Self-insured employers pay more for a host of medical procedures than fully insured employers, and just why should be investigated by policymakers, according to a study published today in Health Affairs.
Large providers' market saturation might be one of the reasons that self-insured employers wind up paying more for such procedures as endoscopies (8% higher in self-insured plans) colonoscopies (7% higher), laboratory tests (5%) and moderate severity emergency department visits (4%).
About two-thirds of the approximately 153 million Americans who obtain coverage through their employer do so in self-insured plans. Such arrangements might put those employers on the hook for healthcare costs and should incentivize them to bargain for lower prices, but that doesn’t seem to be the case, according to researchers with the not-for-profit, nonpartisan think tank Health Care Cost Institute (HCCI). They examined HCCI data from 2021.
“Average per person healthcare spending (annualized to account for differences in enrollment length) was about 10% higher for self-insured plan enrollees ($5,083) than fully insured plan enrollees ($4,606), which may reflect differences in use or price of services,” the study said.

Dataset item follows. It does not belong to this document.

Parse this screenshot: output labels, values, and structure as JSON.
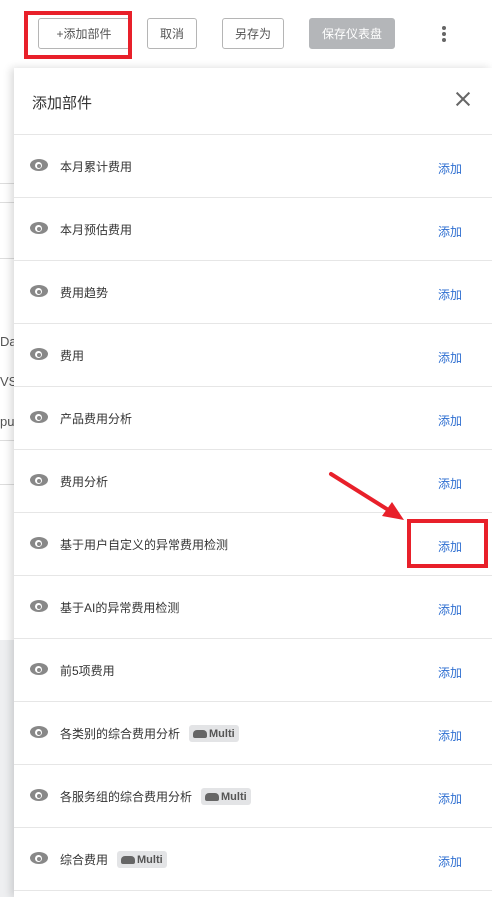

Market-based negotiations and incentives will not likely help self-insured employers get lower prices from providers. The authors use Walmart, the biggest employer in the U.S., as an example. The company employs about 2 million individuals who are spread across the country. This hinders Walmart’s ability to negotiate with any huge provider system in one location.
“Further, employers often rely on third-party administrators to negotiate contracts for self-insured plans, which may hinder employers’ awareness of the prices they are paying, limit their ability to lower spending, and potentially introduce additional costs,” according to the study.
The kind of reforms that HCCI researchers would like to see usually happen at the state level, but that’s not an option for self-insured plans because they’re overseen at the federal level thanks to ERISA.
The Health Affairs study follows research released last week by the Employee Benefit Research Institute (EBRI) showing that large employers have taken a step back from offering self-insured plans, even as small- and medium-sized employers have embraced them more, but the cause for this remains a mystery.
Paul Fronstin, Ph.D., EBRI’s director of health benefits research, told Fierce Healthcare that “it’s not a drastic change. It’s a very small erosion. But something’s going on there, and we’ve got to figure out what it is.”
HCCI researchers in their Health Affairs study said they found interactions among self-insured and fully insured plans' status and type—whether HMO or PPO, for example—and the resulting prices.
“Specifically, we found that price differences between self-insured and fully insured plans were substantially smaller once controls for plan type were included,” the study said. “At this time, there is limited information on how employers decide whether to self-insure and what plan types and level of benefit generosity to offer their employees that could help explain this finding.”
Several influences may be in play, including deciding to self-insure to avoid complying with mandates in certain states. In addition, they note that benefit value is not systematically different between self-insured and fully insured plans in terms of actuarial value, but things like the financial health of companies and what services employees might be demanding could influence benefit design.
“In future work, careful disentangling of the mechanisms (or combination of mechanisms) driving the price differences documented here would be valuable for employer and policy efforts to improve this important market,” the study said.